Zeus was the most important of the Olympian gods. He acquired this status by defeating Cronos, his father, who’d had absolute control before their confrontation. However, right from the start, Zeus had a particular destiny.
The myth of Zeus claims that Cronus, the god of creation, received a prophecy from his mother, Gaia. She predicted that one of his sons would end up depriving him of the throne. For this reason, Cronus swallowed every child he had with his wife, Rhea.
Distressed by the situation, Rea wanted to save the youngest of her children. Therefore, when it was time for her to give birth, she went to the Island of Crete and had her baby in secret. Then, she gave Cronos some stones wrapped in swaddling clothes. The god swallowed the package, not unsuspecting of the deception.
“I believe that if one always looked at the skies, one would end up with wings.”
The myth of Zeus: the origin
There are several versions of the childhood of the sky god. The most traditional indicates that he was nursed by a goat named Amalthea. Some young warriors, called Curetes, guarded him. They clashed their weapons when the child cried so that Cronos wouldn’t hear him.
Another of the most widespread versions of the myth of Zeus indicates that the god was raised by a nymph named Adamanthea.
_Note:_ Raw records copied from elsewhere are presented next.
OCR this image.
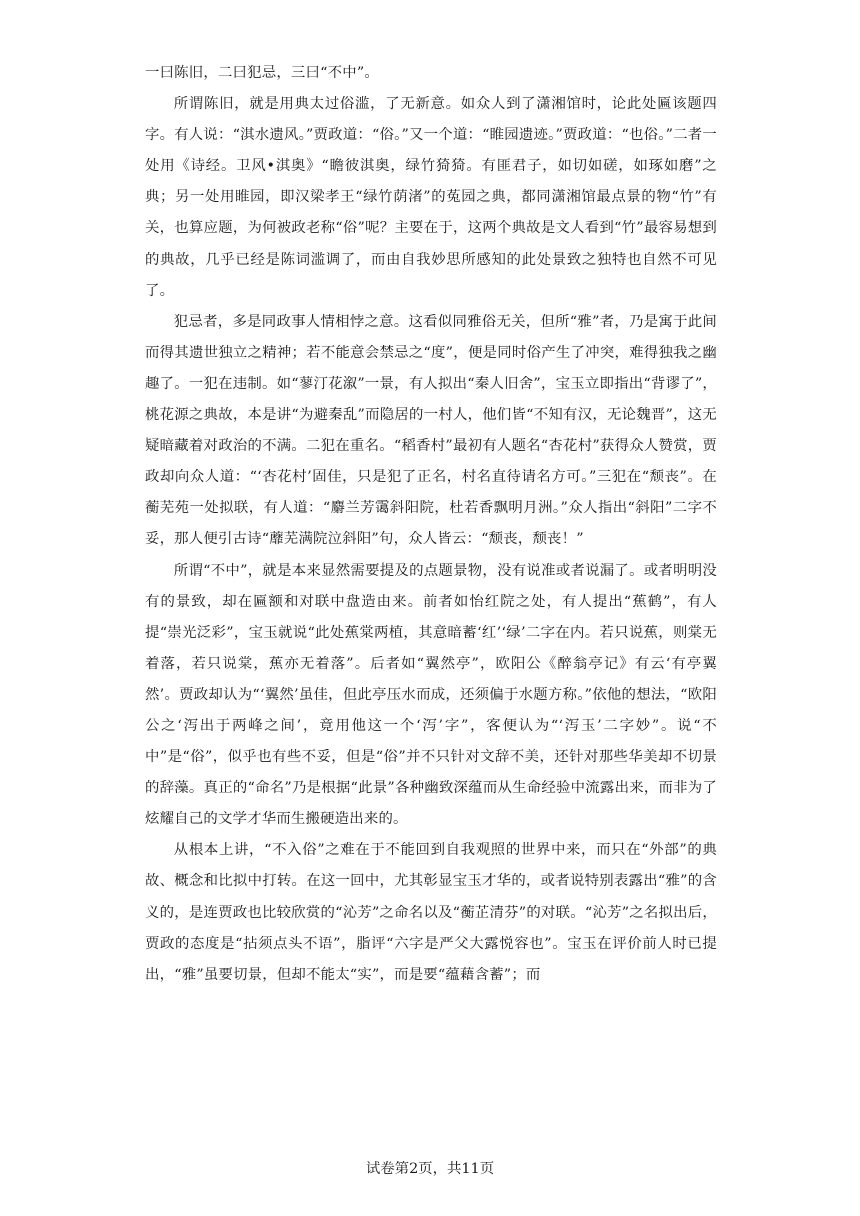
一曰陈旧，二曰犯忌，三曰“不中”。

所谓陈旧，就是用典太过俗滥，了无新意。如众人到了潇湘馆时，论此处匾该题四字。有人说：“淇水遗风。”贾政道：“俗。”又一个道：“睢园遗迹。”贾政道：“也俗。”二者一处用《诗经。卫风•淇奥》“瞻彼淇奥，绿竹猗猗。有匪君子，如切如磋，如琢如磨”之典；另一处用睢园，即汉梁孝王“绿竹荫渚”的菟园之典，都同潇湘馆最点景的物“竹”有关，也算应题，为何被政老称“俗”呢？主要在于，这两个典故是文人看到“竹”最容易想到的典故，几乎已经是陈词滥调了，而由自我妙思所感知的此处景致之独特也自然不可见了。

犯忌者，多是同政事人情相悖之意。这看似同雅俗无关，但所“雅”者，乃是寓于此间而得其遗世独立之精神；若不能意会禁忌之“度”，便是同时俗产生了冲突，难得独我之幽趣了。一犯在违制。如“蓼汀花溆”一景，有人拟出“秦人旧舍”，宝玉立即指出“背谬了”，桃花源之典故，本是讲“为避秦乱”而隐居的一村人，他们皆“不知有汉，无论魏晋”，这无疑暗藏着对政治的不满。二犯在重名。“稻香村”最初有人题名“杏花村”获得众人赞赏，贾政却向众人道：“‘杏花村’固佳，只是犯了正名，村名直待请名方可。”三犯在“颓丧”。在蘅芜苑一处拟联，有人道：“麝兰芳霭斜阳院，杜若香飘明月洲。”众人指出“斜阳”二字不妥，那人便引古诗“蘼芜满院泣斜阳”句，众人皆云：“颓丧，颓丧！”

所谓“不中”，就是本来显然需要提及的点题景物，没有说准或者说漏了。或者明明没有的景致，却在匾额和对联中盘造由来。前者如怡红院之处，有人提出“蕉鹤”，有人提“崇光泛彩”，宝玉就说“此处蕉棠两植，其意暗蓄‘红’‘绿’二字在内。若只说蕉，则棠无着落，若只说棠，蕉亦无着落”。后者如“翼然亭”，欧阳公《醉翁亭记》有云‘有亭翼然’。贾政却认为“‘翼然’虽佳，但此亭压水而成，还须偏于水题方称。”依他的想法，“欧阳公之‘泻出于两峰之间’，竟用他这一个‘泻’字”，客便认为“‘泻玉’二字妙”。说“不中”是“俗”，似乎也有些不妥，但是“俗”并不只针对文辞不美，还针对那些华美却不切景的辞藻。真正的“命名”乃是根据“此景”各种幽致深蕴而从生命经验中流露出来，而非为了炫耀自己的文学才华而生搬硬造出来的。

从根本上讲，“不入俗”之难在于不能回到自我观照的世界中来，而只在“外部”的典故、概念和比拟中打转。在这一回中，尤其彰显宝玉才华的，或者说特别表露出“雅”的含义的，是连贾政也比较欣赏的“沁芳”之命名以及“蘅芷清芬”的对联。“沁芳”之名拟出后，贾政的态度是“拈须点头不语”，脂评“六字是严父大露悦容也”。宝玉在评价前人时已提出，“雅”虽要切景，但却不能太“实”，而是要“蕴藉含蓄”；而

试卷第2页，共11页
She knew that Cronus ruled the heavens, the earth, and the sea. So, to hide the little boy, she hung him from a tree with ropes. Thus, he was suspended between heaven, earth, and the sea and Cronos couldn’t see him.
When Zeus became an adult, he forced Cronus to regurgitate everything he’d swallowed. First, came the stone wrapped in swaddling clothes and then his brothers, in the reverse order from which they’d been swallowed. After this, he released the Hecatonchires, giants with 100 arms and 50 faces, who were brothers of Cronos and had been imprisoned in Tartarus.
The myth of Zeus also claims that he released the Cyclopes, giants with only one eye on their foreheads, who were confined in a dungeon in Tartarus. To free these beings, Zeus killed Campe, a monster that was half woman and half sea monster. She also had parts of other dangerous animals protruding from her body.
The new Olympus
To establish his rule, Zeus and his brothers, as well as the beings he’d freed, waged a colossal war against the Titans. This confrontation was known as Titanomachy. He won in the end and the defeated were imprisoned in Tartarus, the deepest place on Earth.
After the victory, Zeus and his older brothers, Poseidon and Hades, cast lots for world dominance. Zeus was given dominance of the sky and the air. Poseidon was given the oceans, and Hades was given the world of the dead or the underworld. Thus, the three, together, ruled the Earth.
Zeus’s first wife was Metis, a prudent and cunning Titaness. She’d helped the sky god give Cronos a potion that poisoned him, causing him to regurgitate his children. She prophesied that she’d give birth to a daughter who’d rule the world. Zeus then swallowed the child. Later, from his forehead was born Athena. However, she never overthrew her father.
An imposing god
The myth of Zeus claims that he married Hera, his sister. She didn’t want to marry him, but he turned himself into a wounded bird. When Hera cradled the bird on her chest, Zeus resumed his form and ravished her. She then agreed to marry him.
Zeus and Hera had four children: Ares the god of war; Eileithyia, the goddess of childbirth; Hebe, the goddess of eternal youth; and Hephaestus, the god of fire. However, the sky god had countless other adventures with different goddesses and mortals. Indeed, with Themis, the goddess of justice, he had six daughters. He also had children with Demeter and Leto.
Zeus also had many other children with mortal women. Among them were Hercules, Dionysus, Castor and Pollux, and Helen of Troy. Zeus appears in almost every episode of Greek mythology. None of them makes any reference to his power being usurped by any other being.